Before the ingredients list — and we are SO close now, I swear — I just need to flag one thing about flour. I use King Arthur all-purpose unbleached, every time, no exceptions. I have tried Bob's Red Mill (fine), Gold Medal (fine), supermarket-brand (fine for everything except this cake), and once a bag from a farm store in Vermont that I'm pretty sure was just feed flour (do not recommend). King Arthur is the standard. I don't get paid by King Arthur. I just genuinely think they're better, and I want you to have the best experience.
Also, please weigh your flour. I know, I know, "but Sarah-Jane I don't have a scale" — get one, their $14, they will change your life, you will use it for everything from coffee to pasta water and you will wonder how you ever lived without it. If you cannot or will not weigh your flour, fluff the bag with a fork before scooping, and level off the top with a knife. Do not pack it. Do not tap the cup on the counter. We have spoken about this.
Right. Now we're getting to the recipe.
Mom's Famous Lemon Pound Cake
Ingredients
- 3 cups all-purpose flour, sifted (or just regular flour, life is short)
- 1 cup unsalted butter, room temperature
- 2 cups granulated sugar
- 4 large eggs
- 2 Meyer lemons (zest + 3 tbsp juice)
- 1 cup whole milk
- 1 tsp baking powder
- ½ tsp kosher salt
- 1 tsp pure vanilla extract
- A small jealousy that anyone else owns this recipe
Instructions
- Preheat oven to 350°F (175°C). Grease and flour a 9×5 loaf pan.
- In a large bowl, beat butter and sugar together until pale and fluffy, about 4 minutes. Really 4 minutes. Set a timer.

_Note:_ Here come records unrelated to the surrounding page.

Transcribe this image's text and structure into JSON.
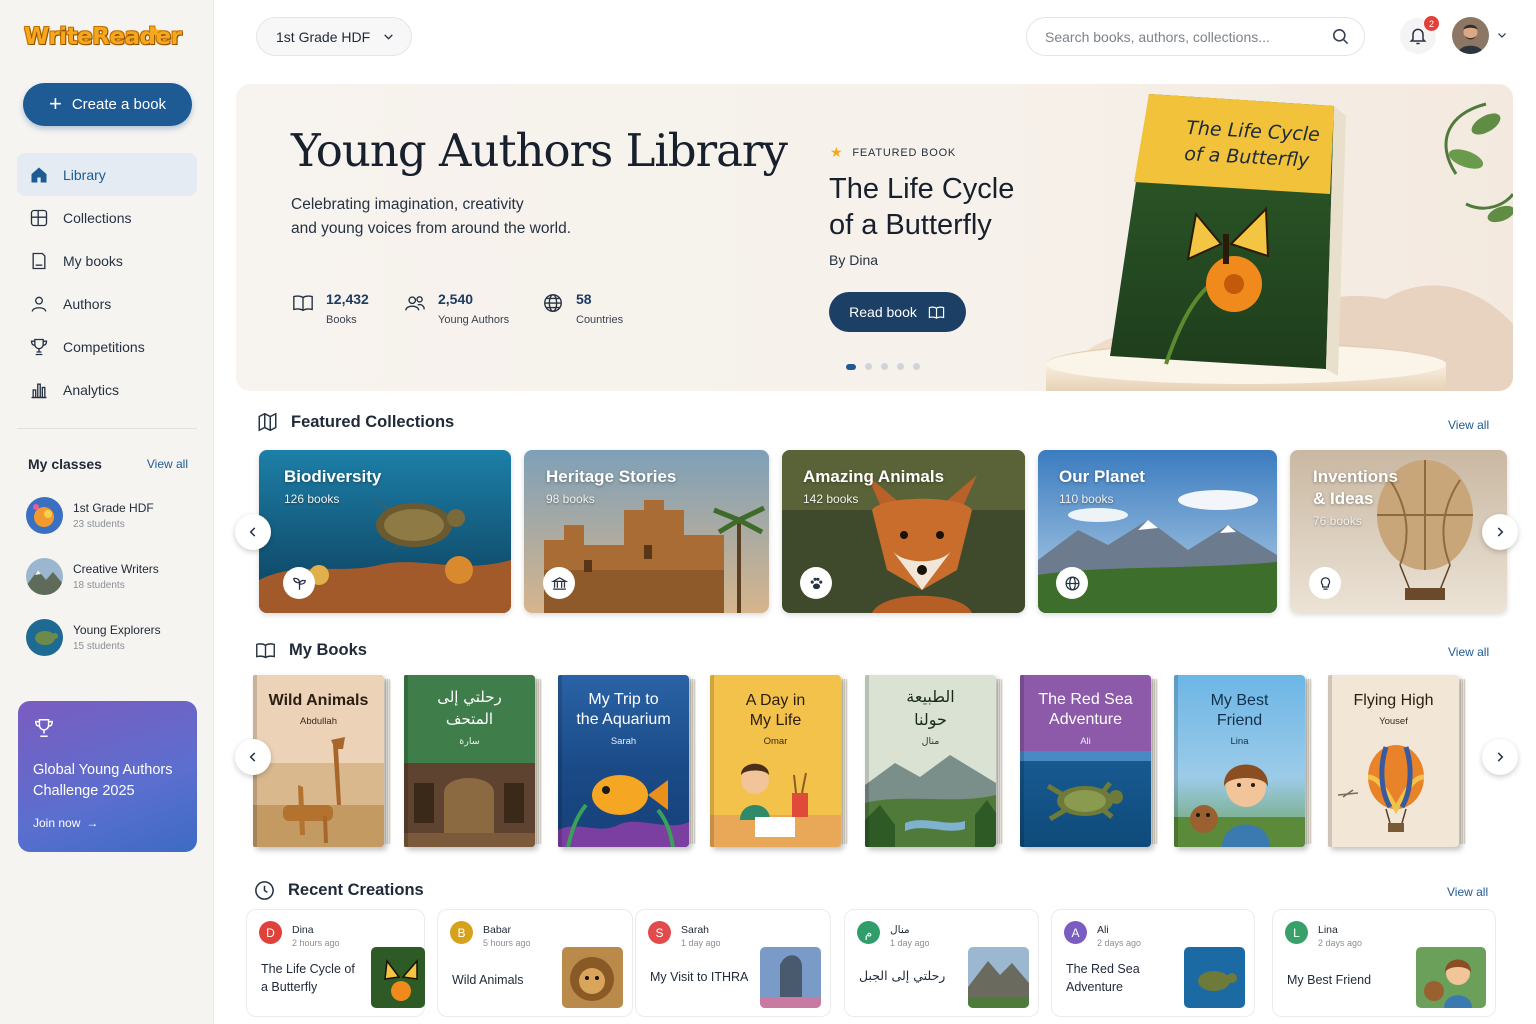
{
  "sidebar": {
    "logo": "WriteReader",
    "create_label": "Create a book",
    "nav": [
      {
        "label": "Library",
        "icon": "home-icon"
      },
      {
        "label": "Collections",
        "icon": "collections-icon"
      },
      {
        "label": "My books",
        "icon": "book-icon"
      },
      {
        "label": "Authors",
        "icon": "user-icon"
      },
      {
        "label": "Competitions",
        "icon": "trophy-icon"
      },
      {
        "label": "Analytics",
        "icon": "bar-chart-icon"
      }
    ],
    "classes_title": "My classes",
    "classes_link": "View all",
    "classes": [
      {
        "name": "1st Grade HDF",
        "students": "23 students"
      },
      {
        "name": "Creative Writers",
        "students": "18 students"
      },
      {
        "name": "Young Explorers",
        "students": "15 students"
      }
    ],
    "promo": {
      "title": "Global Young Authors Challenge 2025",
      "link": "Join now"
    }
  },
  "topbar": {
    "grade": "1st Grade HDF",
    "search_placeholder": "Search books, authors, collections...",
    "notifications": "2"
  },
  "hero": {
    "title": "Young Authors Library",
    "subtitle_line1": "Celebrating imagination, creativity",
    "subtitle_line2": "and young voices from around the world.",
    "stats": [
      {
        "value": "12,432",
        "label": "Books"
      },
      {
        "value": "2,540",
        "label": "Young Authors"
      },
      {
        "value": "58",
        "label": "Countries"
      }
    ],
    "featured_tag": "FEATURED BOOK",
    "featured_title_line1": "The Life Cycle",
    "featured_title_line2": "of a Butterfly",
    "featured_author": "By Dina",
    "read_label": "Read book",
    "cover_title_line1": "The Life Cycle",
    "cover_title_line2": "of a Butterfly"
  },
  "featured_collections": {
    "title": "Featured Collections",
    "link": "View all",
    "items": [
      {
        "name": "Biodiversity",
        "count": "126 books",
        "icon": "sprout-icon"
      },
      {
        "name": "Heritage Stories",
        "count": "98 books",
        "icon": "museum-icon"
      },
      {
        "name": "Amazing Animals",
        "count": "142 books",
        "icon": "paw-icon"
      },
      {
        "name": "Our Planet",
        "count": "110 books",
        "icon": "globe-icon"
      },
      {
        "name_line1": "Inventions",
        "name_line2": "& Ideas",
        "count": "76 books",
        "icon": "lightbulb-icon"
      }
    ]
  },
  "my_books": {
    "title": "My Books",
    "link": "View all",
    "items": [
      {
        "title_line1": "Wild Animals",
        "title_line2": "",
        "author": "Abdullah"
      },
      {
        "title_line1": "رحلتي إلى",
        "title_line2": "المتحف",
        "author": "سارة"
      },
      {
        "title_line1": "My Trip to",
        "title_line2": "the Aquarium",
        "author": "Sarah"
      },
      {
        "title_line1": "A Day in",
        "title_line2": "My Life",
        "author": "Omar"
      },
      {
        "title_line1": "الطبيعة",
        "title_line2": "حولنا",
        "author": "منال"
      },
      {
        "title_line1": "The Red Sea",
        "title_line2": "Adventure",
        "author": "Ali"
      },
      {
        "title_line1": "My Best",
        "title_line2": "Friend",
        "author": "Lina"
      },
      {
        "title_line1": "Flying High",
        "title_line2": "",
        "author": "Yousef"
      }
    ]
  },
  "recent": {
    "title": "Recent Creations",
    "link": "View all",
    "items": [
      {
        "initial": "D",
        "name": "Dina",
        "time": "2 hours ago",
        "title": "The Life Cycle of a Butterfly",
        "color": "#e0413a"
      },
      {
        "initial": "B",
        "name": "Babar",
        "time": "5 hours ago",
        "title": "Wild Animals",
        "color": "#d6a21c"
      },
      {
        "initial": "S",
        "name": "Sarah",
        "time": "1 day ago",
        "title": "My Visit to ITHRA",
        "color": "#e24b4b"
      },
      {
        "initial": "م",
        "name": "منال",
        "time": "1 day ago",
        "title": "رحلتي إلى الجبل",
        "color": "#2f9e6a"
      },
      {
        "initial": "A",
        "name": "Ali",
        "time": "2 days ago",
        "title": "The Red Sea Adventure",
        "color": "#7b5cc0"
      },
      {
        "initial": "L",
        "name": "Lina",
        "time": "2 days ago",
        "title": "My Best Friend",
        "color": "#38a169"
      }
    ]
  }
}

- Add eggs one at a time, beating well after each addition. If the batter looks broken, you've done something wrong, but let's not dwell on it.
- In a separate bowl, whisk flour, baking powder, and salt.
- Add half the dry ingredients to the butter mixture. Then half the milk. Then the rest of the dry. Then the rest of the milk. This is annoying but important.
- Stir in lemon zest, lemon juice, and vanilla.
- Pour into the prepared pan. Bake for 60-65 minutes, or until a toothpick inserted in the center comes out clean.
- Let cool in the pan for 15 minutes, then turn out onto a wire rack.
- Glaze, slice, weep gently. Serve with strong coffee.
Comments (412)
Made this last night and the family LOVED it. My husband said it was better than his mother's, which I am NOT going to tell her. Thank you Sarah-Jane!! 🍋
Followed exactly. Came out flat. The recipe says "Total time: 4 hours" but the cook time alone is 4 hours 12 minutes. WHICH IS IT. I am very confused and now I have a brick.
Substituted the butter for olive oil, the flour for almond flour, the sugar for stevia, and the eggs for flax. Now keto. 5 stars but mine looked nothing like the photo and tasted like sadness.
Hi Sarah-Jane! Quick question — the recipe says serves 0.5 people. Is that a typo? I have a family of four. Also is the page tilting on anyone else's screen or is it just my laptop??
10/10 best cake of my life. My husband proposed AGAIN. We are already married. He didn't care. The cake was that good.
Cooked for the full 4 hours like instructed. It is now charcoal. The smoke alarm has been going for an hour. The dog has left the house. Please update the recipe.